Conference of Chief Justices & COSCA Support Remote and Virtual Hearings

A resolution at the 2020 Annual meeting stated in part:

NOW, THEREFORE, BE IT RESOLVED, the Conference of Chief Justices and the Conference of State Court Administrators urge their members to apply the guiding principles for court technology to remote and virtual hearings and support technology innovations to facilitate access to justice, so that all court users get the help they need and are treated with dignity. 

Because virtual and remote hearings can pose challenges, courts are encouraged to consider:

1) Ensuring that all users, even those with difficulty using technology or who do not have access to reliable internet with necessary bandwidth, can still participate. This may require offering the option to appear in person or remotely, the provision of technology or access points in the court and community, and flexibility in allowing a video participant to transition to voice only, other adaptations caused by bandwidth or technology problems.  

2) Making adjustments and being sensitive to privacy issues arising from court users having to appear remotely from a public or non-private space.

3) Carefully considering what case types and hearing types are appropriate for virtual hearings and which are not. 

4) Ensuring that all parties to a dispute—regardless of English proficiency, disability, socio-economic status or whether they are self-represented—can meaningfully participate in court processes.

5) Adjusting the scheduling of hearings to allow adequate time to orient people and to handle any technology issues. Virtual hearings may take more or less time than in-person hearings and hearings that are hybrid, with people in person and virtually appearing, may require more time to set up and manage; and 

To me, #4 is the most important one… justice accessibility.

A Beautiful Power Tool to Scrape, Clean, and Combine Data

One of my favorite tech columnists, Jon Udell writes:

Labels like “data scientist” and “data journalist” connote an elite corps of professionals who can analyze data and use it to reason about the world. There are elite practitioners, of course, but since the advent of online data a quarter-century ago I’ve hoped that every thinking citizen of the world (and of the web) could engage in similar analysis and reasoning.

That’s long been possible for those of us with the ability to wrangle APIs and transform data using SQL, Python, or another programming language. But even for us it hasn’t been easy.

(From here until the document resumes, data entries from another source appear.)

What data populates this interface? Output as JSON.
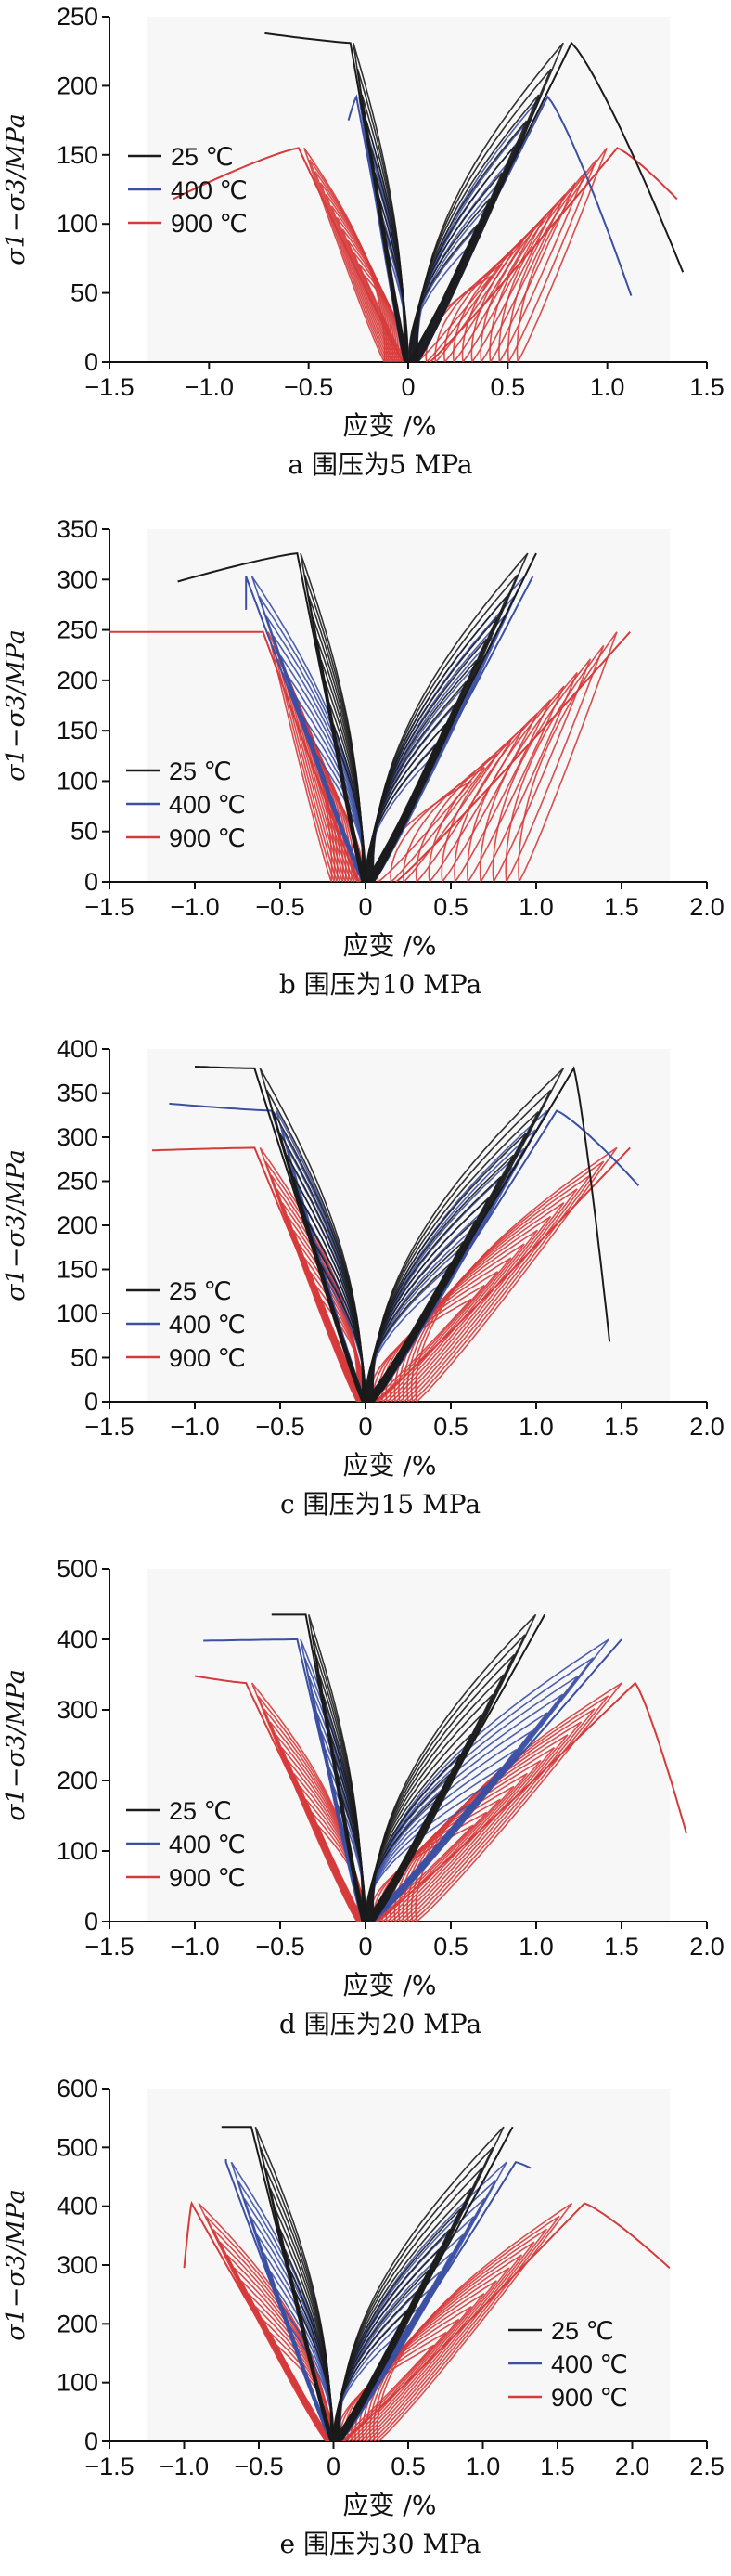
{
  "colors": {
    "c25": "#1b1b1b",
    "c400": "#3b4fa3",
    "c900": "#d63a3a",
    "plotbg": "#f7f7f7"
  },
  "chart_data": [
    {
      "type": "line",
      "caption": "a  围压为5 MPa",
      "xlabel": "应变 /%",
      "ylabel": "σ1−σ3/MPa",
      "xlim": [
        -1.5,
        1.5
      ],
      "ylim": [
        0,
        250
      ],
      "xticks": [
        -1.5,
        -1.0,
        -0.5,
        0,
        0.5,
        1.0,
        1.5
      ],
      "xtick_labels": [
        "−1.5",
        "−1.0",
        "−0.5",
        "0",
        "0.5",
        "1.0",
        "1.5"
      ],
      "yticks": [
        0,
        50,
        100,
        150,
        200,
        250
      ],
      "ytick_labels": [
        "0",
        "50",
        "100",
        "150",
        "200",
        "250"
      ],
      "legend_position": "left-middle",
      "series": [
        {
          "name": "25 ℃",
          "peak": 231,
          "peak_ax": 0.82,
          "end_ax": 1.38,
          "end_stress": 65,
          "peak_lat": -0.29,
          "end_lat": -0.72,
          "end_lat_stress": 238,
          "cycles": 8,
          "color": "c25"
        },
        {
          "name": "400 ℃",
          "peak": 192,
          "peak_ax": 0.7,
          "end_ax": 1.12,
          "end_stress": 48,
          "peak_lat": -0.26,
          "end_lat": -0.3,
          "end_lat_stress": 175,
          "cycles": 8,
          "color": "c400"
        },
        {
          "name": "900 ℃",
          "peak": 155,
          "peak_ax": 1.05,
          "end_ax": 1.35,
          "end_stress": 118,
          "peak_lat": -0.55,
          "end_lat": -1.18,
          "end_lat_stress": 118,
          "cycles": 12,
          "color": "c900",
          "residual_ax": 0.55,
          "residual_lat": -0.12
        }
      ]
    },
    {
      "type": "line",
      "caption": "b  围压为10 MPa",
      "xlabel": "应变 /%",
      "ylabel": "σ1−σ3/MPa",
      "xlim": [
        -1.5,
        2.0
      ],
      "ylim": [
        0,
        350
      ],
      "xticks": [
        -1.5,
        -1.0,
        -0.5,
        0,
        0.5,
        1.0,
        1.5,
        2.0
      ],
      "xtick_labels": [
        "−1.5",
        "−1.0",
        "−0.5",
        "0",
        "0.5",
        "1.0",
        "1.5",
        "2.0"
      ],
      "yticks": [
        0,
        50,
        100,
        150,
        200,
        250,
        300,
        350
      ],
      "ytick_labels": [
        "0",
        "50",
        "100",
        "150",
        "200",
        "250",
        "300",
        "350"
      ],
      "legend_position": "left-bottom",
      "series": [
        {
          "name": "25 ℃",
          "peak": 326,
          "peak_ax": 1.0,
          "end_ax": 1.0,
          "end_stress": 326,
          "peak_lat": -0.4,
          "end_lat": -1.1,
          "end_lat_stress": 298,
          "cycles": 10,
          "color": "c25"
        },
        {
          "name": "400 ℃",
          "peak": 303,
          "peak_ax": 0.98,
          "end_ax": 0.98,
          "end_stress": 303,
          "peak_lat": -0.7,
          "end_lat": -0.7,
          "end_lat_stress": 270,
          "cycles": 10,
          "color": "c400"
        },
        {
          "name": "900 ℃",
          "peak": 248,
          "peak_ax": 1.55,
          "end_ax": 1.55,
          "end_stress": 248,
          "peak_lat": -0.6,
          "end_lat": -1.5,
          "end_lat_stress": 248,
          "cycles": 12,
          "color": "c900",
          "residual_ax": 0.9,
          "residual_lat": -0.2
        }
      ]
    },
    {
      "type": "line",
      "caption": "c  围压为15 MPa",
      "xlabel": "应变 /%",
      "ylabel": "σ1−σ3/MPa",
      "xlim": [
        -1.5,
        2.0
      ],
      "ylim": [
        0,
        400
      ],
      "xticks": [
        -1.5,
        -1.0,
        -0.5,
        0,
        0.5,
        1.0,
        1.5,
        2.0
      ],
      "xtick_labels": [
        "−1.5",
        "−1.0",
        "−0.5",
        "0",
        "0.5",
        "1.0",
        "1.5",
        "2.0"
      ],
      "yticks": [
        0,
        50,
        100,
        150,
        200,
        250,
        300,
        350,
        400
      ],
      "ytick_labels": [
        "0",
        "50",
        "100",
        "150",
        "200",
        "250",
        "300",
        "350",
        "400"
      ],
      "legend_position": "left-bottom",
      "series": [
        {
          "name": "25 ℃",
          "peak": 378,
          "peak_ax": 1.22,
          "end_ax": 1.43,
          "end_stress": 68,
          "peak_lat": -0.65,
          "end_lat": -1.0,
          "end_lat_stress": 380,
          "cycles": 10,
          "color": "c25"
        },
        {
          "name": "400 ℃",
          "peak": 330,
          "peak_ax": 1.12,
          "end_ax": 1.6,
          "end_stress": 245,
          "peak_lat": -0.55,
          "end_lat": -1.15,
          "end_lat_stress": 338,
          "cycles": 10,
          "color": "c400"
        },
        {
          "name": "900 ℃",
          "peak": 288,
          "peak_ax": 1.55,
          "end_ax": 1.55,
          "end_stress": 288,
          "peak_lat": -0.65,
          "end_lat": -1.25,
          "end_lat_stress": 285,
          "cycles": 12,
          "color": "c900",
          "residual_ax": 0.3,
          "residual_lat": -0.05
        }
      ]
    },
    {
      "type": "line",
      "caption": "d  围压为20 MPa",
      "xlabel": "应变 /%",
      "ylabel": "σ1−σ3/MPa",
      "xlim": [
        -1.5,
        2.0
      ],
      "ylim": [
        0,
        500
      ],
      "xticks": [
        -1.5,
        -1.0,
        -0.5,
        0,
        0.5,
        1.0,
        1.5,
        2.0
      ],
      "xtick_labels": [
        "−1.5",
        "−1.0",
        "−0.5",
        "0",
        "0.5",
        "1.0",
        "1.5",
        "2.0"
      ],
      "yticks": [
        0,
        100,
        200,
        300,
        400,
        500
      ],
      "ytick_labels": [
        "0",
        "100",
        "200",
        "300",
        "400",
        "500"
      ],
      "legend_position": "left-bottom",
      "series": [
        {
          "name": "25 ℃",
          "peak": 435,
          "peak_ax": 1.05,
          "end_ax": 1.05,
          "end_stress": 435,
          "peak_lat": -0.35,
          "end_lat": -0.55,
          "end_lat_stress": 435,
          "cycles": 10,
          "color": "c25"
        },
        {
          "name": "400 ℃",
          "peak": 400,
          "peak_ax": 1.5,
          "end_ax": 1.5,
          "end_stress": 400,
          "peak_lat": -0.4,
          "end_lat": -0.95,
          "end_lat_stress": 398,
          "cycles": 10,
          "color": "c400"
        },
        {
          "name": "900 ℃",
          "peak": 338,
          "peak_ax": 1.58,
          "end_ax": 1.88,
          "end_stress": 125,
          "peak_lat": -0.7,
          "end_lat": -1.0,
          "end_lat_stress": 348,
          "cycles": 12,
          "color": "c900",
          "residual_ax": 0.3,
          "residual_lat": -0.05
        }
      ]
    },
    {
      "type": "line",
      "caption": "e  围压为30 MPa",
      "xlabel": "应变 /%",
      "ylabel": "σ1−σ3/MPa",
      "xlim": [
        -1.5,
        2.5
      ],
      "ylim": [
        0,
        600
      ],
      "xticks": [
        -1.5,
        -1.0,
        -0.5,
        0,
        0.5,
        1.0,
        1.5,
        2.0,
        2.5
      ],
      "xtick_labels": [
        "−1.5",
        "−1.0",
        "−0.5",
        "0",
        "0.5",
        "1.0",
        "1.5",
        "2.0",
        "2.5"
      ],
      "yticks": [
        0,
        100,
        200,
        300,
        400,
        500,
        600
      ],
      "ytick_labels": [
        "0",
        "100",
        "200",
        "300",
        "400",
        "500",
        "600"
      ],
      "legend_position": "right-bottom",
      "series": [
        {
          "name": "25 ℃",
          "peak": 535,
          "peak_ax": 1.2,
          "end_ax": 1.2,
          "end_stress": 535,
          "peak_lat": -0.55,
          "end_lat": -0.75,
          "end_lat_stress": 535,
          "cycles": 10,
          "color": "c25"
        },
        {
          "name": "400 ℃",
          "peak": 475,
          "peak_ax": 1.22,
          "end_ax": 1.32,
          "end_stress": 465,
          "peak_lat": -0.72,
          "end_lat": -0.72,
          "end_lat_stress": 480,
          "cycles": 10,
          "color": "c400"
        },
        {
          "name": "900 ℃",
          "peak": 405,
          "peak_ax": 1.68,
          "end_ax": 2.25,
          "end_stress": 295,
          "peak_lat": -0.95,
          "end_lat": -1.0,
          "end_lat_stress": 295,
          "cycles": 12,
          "color": "c900",
          "residual_ax": 0.3,
          "residual_lat": -0.05
        }
      ]
    }
  ]
}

All the ingredients are lying around in plain sight, but the effort required to combine them winds up being more trouble than it’s worth. And that’s for me, a skilled longtime scraper and transformer of web data. For you — even if you’re a scientist or a journalist! — that may not even be an option.

Enter Workbench, a web app with the tagline: “Scrape, clean, combine and analyze data without code.” I’ve worked with tools in the past that pointed the way toward that vision. DabbleDB in 2005 (now gone) and Freebase Gridworks in 2010 (still alive as Open Refine) were effective ways to cut through data friction. Workbench carries those ideas forward delightfully. It enables me to fly through the boring and difficult stuff — the scraping, cleaning and combining — in order to focus on what matters: the analysis.

https://workbenchdata.com/

For my techno-geek friends… this is interesting?